Governo Draghi, non uno, ma tre Governi insieme: ecco quali

Mario Draghi e la teoria dei Tre Governi. Di fatto si tratta di tre Governi in uno, un po’ come una matrioska

Il Governo di Mario Draghi e la teoria dei Tre Governi. Di fatto si tratta di tre Governi in uno, un po’ come una matrioska russa.

Governo Draghi: la struttura a matrioska

C’è un governo dei fedelissimi, gli strettissimi di Draghi a cui vengono affidati i ministeri che contano, che dispongono delle risorse e fondi europei per rilanciare il paese. Questo è il vero Governo Draghi, l’anima diciamo così. È costituito dallo stesso Mario Draghi, Vittorio Colao, Roberto Cingolani.

Poi c’è il Governo dei Partiti, quello fatto con il manuale Cencelli. E’ stato calcolato con il misurino, ma in modo intelligente, perché Mario Draghi sa benissimo che gli occorre il consenso politico per far marciare speditamente i provvedimenti in Parlamento. Un governo poli-tecnico.

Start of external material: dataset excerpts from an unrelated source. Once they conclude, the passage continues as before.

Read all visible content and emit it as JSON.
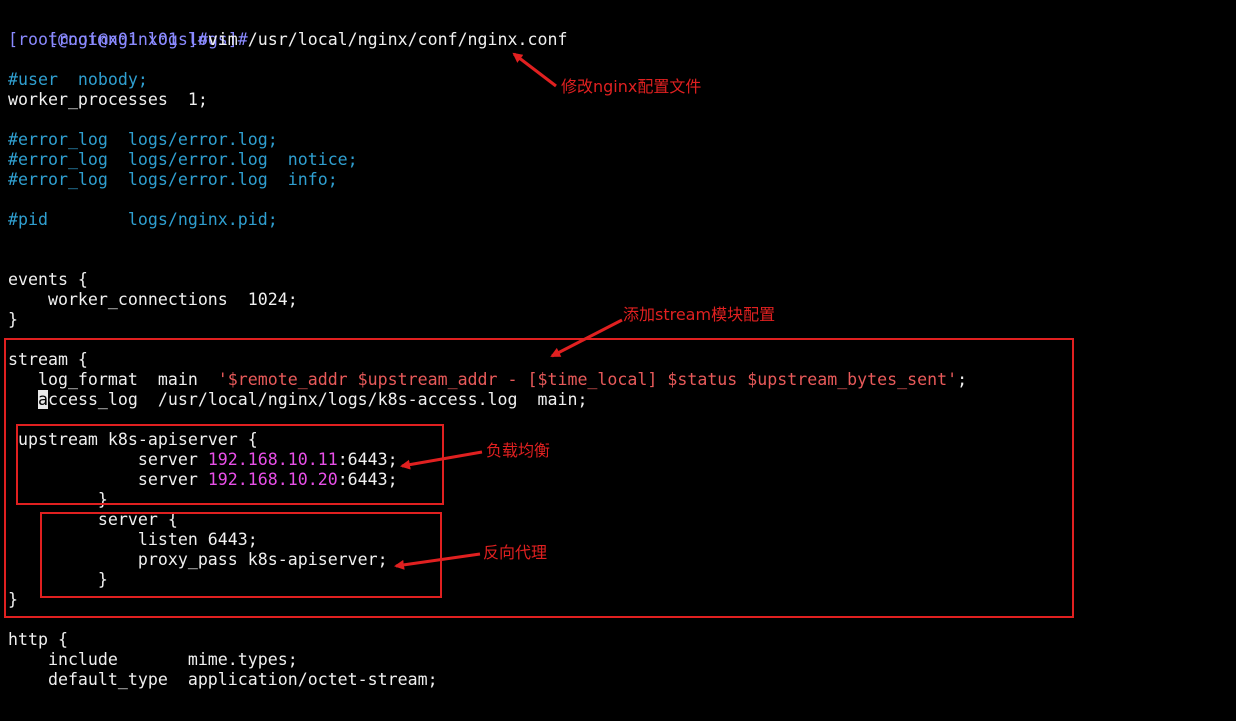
{
  "terminal": {
    "prompt1": "[root@nginx01 logs]#",
    "prompt2": "[root@nginx01 logs]#",
    "command": "vim /usr/local/nginx/conf/nginx.conf",
    "config": {
      "user_comment": "#user  nobody;",
      "worker_processes": "worker_processes  1;",
      "error_log_1": "#error_log  logs/error.log;",
      "error_log_2": "#error_log  logs/error.log  notice;",
      "error_log_3": "#error_log  logs/error.log  info;",
      "pid_comment": "#pid        logs/nginx.pid;",
      "events_open": "events {",
      "worker_connections": "    worker_connections  1024;",
      "events_close": "}",
      "stream_open": "stream {",
      "log_format_key": "   log_format  main  ",
      "log_format_value": "'$remote_addr $upstream_addr - [$time_local] $status $upstream_bytes_sent'",
      "log_format_end": ";",
      "access_log_cursor_char": "a",
      "access_log_rest": "ccess_log  /usr/local/nginx/logs/k8s-access.log  main;",
      "upstream_open": "upstream k8s-apiserver {",
      "server1_prefix": "             server ",
      "server1_ip": "192.168.10.11",
      "server1_suffix": ":6443;",
      "server2_prefix": "             server ",
      "server2_ip": "192.168.10.20",
      "server2_suffix": ":6443;",
      "upstream_close": "         }",
      "server_open": "         server {",
      "listen": "             listen 6443;",
      "proxy_pass": "             proxy_pass k8s-apiserver;",
      "server_close": "         }",
      "stream_close": "}",
      "http_open": "http {",
      "include": "    include       mime.types;",
      "default_type": "    default_type  application/octet-stream;"
    }
  },
  "annotations": {
    "edit_config": "修改nginx配置文件",
    "add_stream": "添加stream模块配置",
    "load_balance": "负载均衡",
    "reverse_proxy": "反向代理"
  },
  "colors": {
    "background": "#000000",
    "text": "#f0f0f0",
    "prompt": "#8a8aff",
    "comment": "#2f9fd0",
    "string": "#e85a5a",
    "ip": "#e84fe8",
    "annotation": "#e02020"
  }
}
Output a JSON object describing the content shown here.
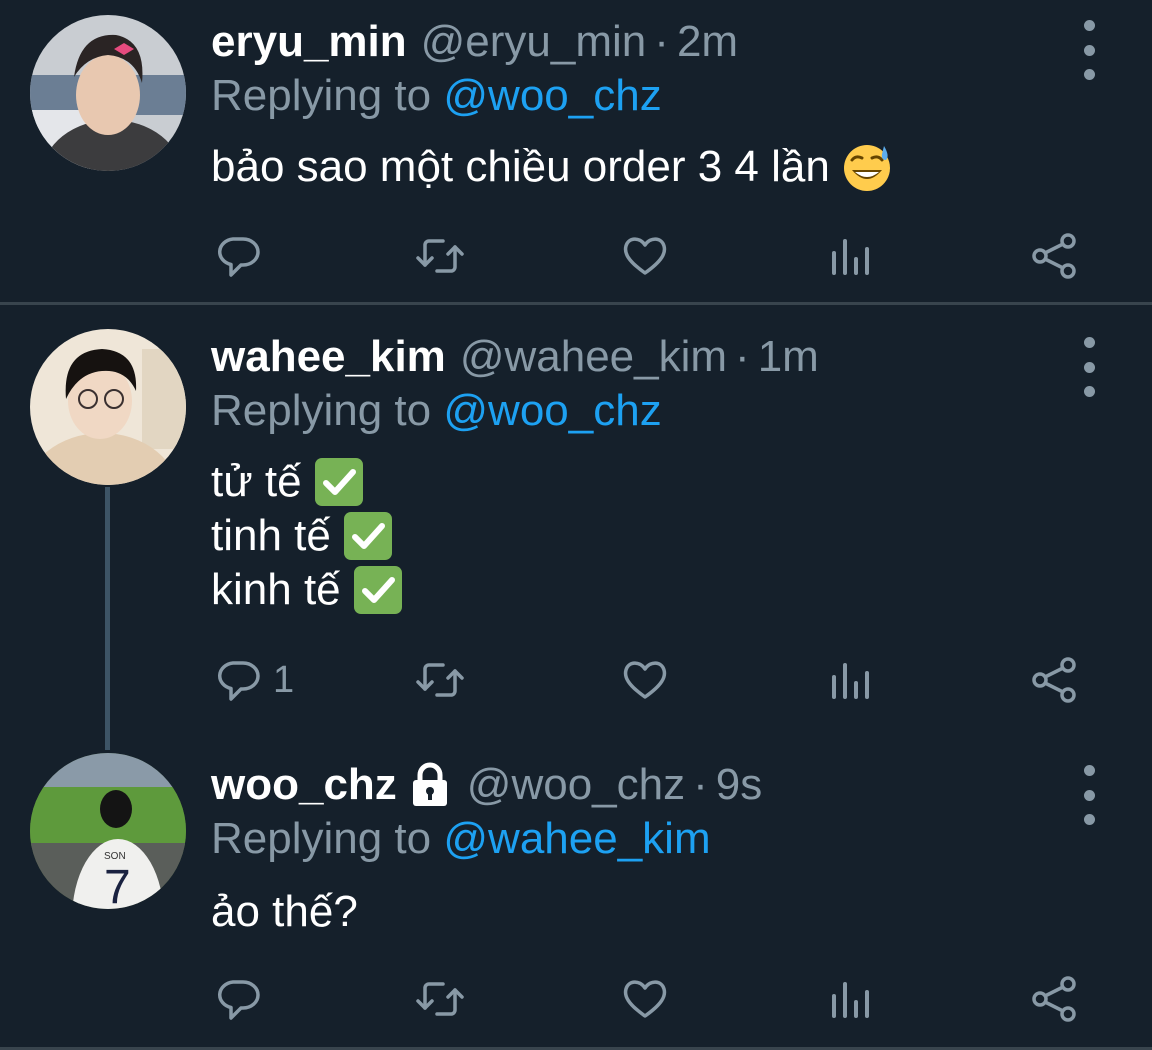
{
  "tweets": [
    {
      "name": "eryu_min",
      "handle": "@eryu_min",
      "separator": "·",
      "time": "2m",
      "replying_prefix": "Replying to",
      "replying_to": "@woo_chz",
      "lines": [
        "bảo sao một chiều order 3 4 lần"
      ],
      "emoji": [
        "sweat-smile-emoji"
      ],
      "reply_count": ""
    },
    {
      "name": "wahee_kim",
      "handle": "@wahee_kim",
      "separator": "·",
      "time": "1m",
      "replying_prefix": "Replying to",
      "replying_to": "@woo_chz",
      "lines": [
        "tử tế",
        "tinh tế",
        "kinh tế"
      ],
      "emoji": [
        "check-mark-emoji",
        "check-mark-emoji",
        "check-mark-emoji"
      ],
      "reply_count": "1"
    },
    {
      "name": "woo_chz",
      "handle": "@woo_chz",
      "separator": "·",
      "time": "9s",
      "replying_prefix": "Replying to",
      "replying_to": "@wahee_kim",
      "lines": [
        "ảo thế?"
      ],
      "emoji": [],
      "reply_count": "",
      "protected_icon": "lock-icon"
    }
  ],
  "colors": {
    "background": "#15202b",
    "secondary_text": "#8899a6",
    "link": "#1da1f2",
    "divider": "#38444d",
    "thread_line": "#3d5466"
  },
  "icons": [
    "reply-icon",
    "retweet-icon",
    "like-icon",
    "analytics-icon",
    "share-icon",
    "more-icon"
  ]
}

Poi c’è un terzo strato, che serve a portare Mario Draghi al Quirinale. A comporre questa squadra ci sono Giancarlo Giorgetti (premiato con un ministero molto pesante), Luigi Di Maio (preferito all’ultimo momento e lui stesso non era certo di poter tenere gli Esteri), Dario Franceschini e Gianni Letta. Questi quattro personaggi riescono ad orientare e smuovere i voti dei rispettivi partiti. Letta è l’uomo che sussurra a Silvio Berlusconi, Giorgetti a Matteo Salvini, Franceschini è il grande manovratore delle truppe parlamentari del Pd, Di Maio attiva lo stesso meccanismo per quanto riguarda i grillini. Di Maio è bravissimo a farsi ascoltare dai 5 Stelle. Faccio notare che i tre prescelti sono tutti di rito Lettiano anche se nel governo lui non figura personalmente. Non a caso questi quattro fanno parte di partiti con più numeri parlamentari.

Letta avrà 3 ministri, Giorgetti ha ottenuto un ministero importante, Di Maio ha mantenuto gli Esteri anche quando era stato fatto fuori e Franceschini tiene la Cultura anche se pure lì c’erano state parecchie turbolenze che lo avrebbero tenuto fuori dalla compagine governativa. Draghi ha deciso di premiare questi politici. Ed è un segnale molto importante. Ovviamente c’è un ordine gerarchico tra queste forze, dove in cima alla piramide ci sono i tecnici di Draghi.

La sfida: mantenere l’amalgama livellando le increspature

L’interrogativo è quindi quello della capacità di tenere le fila di questi tre governi. Draghi in persona e i suoi fedelissimi, riusciranno a tenere coesa questa amalgama? Draghi dovrà essere un buon allenatore, un buon coach, per restare nella metafora sportiva. Infatti il rischio che correrà alla lunga è che emergano le varie anime dei partiti e così le increspature dei disaccordi.

In ogni caso rappresenta la costruzione di un governo perfetto nell’accontentare gli appetiti dei partiti, perfetto sul piano tecnico, e perfetto per tentare la scalata al Quirinale. Aggiungerei che i ministri senza portafoglio come Brunetta e Carfagna potranno incidere nella partita del Recovery per via della loro immagine, non li sottovaluterei. Da notare poi, in questo quadro, che la conferma di Roberto Speranza, rafforza anche Domenico Arcuri.

All’Opposizione resta Giorgia Meloni, la quale sembrava propendere per l’astensione ma che dopo aver visto la lista dei ministri propenderà per il voto contrario. Sarà interessante la questione dei sindacati: se vincerà la concertazione oppure la conflittualità. Credo che nel breve periodo nessuno avrà interesse a mettersi contro Mario Draghi, tuttavia nel lungo periodo le acque si agiteranno. Ed è qui che Draghi dovrà saper navigare.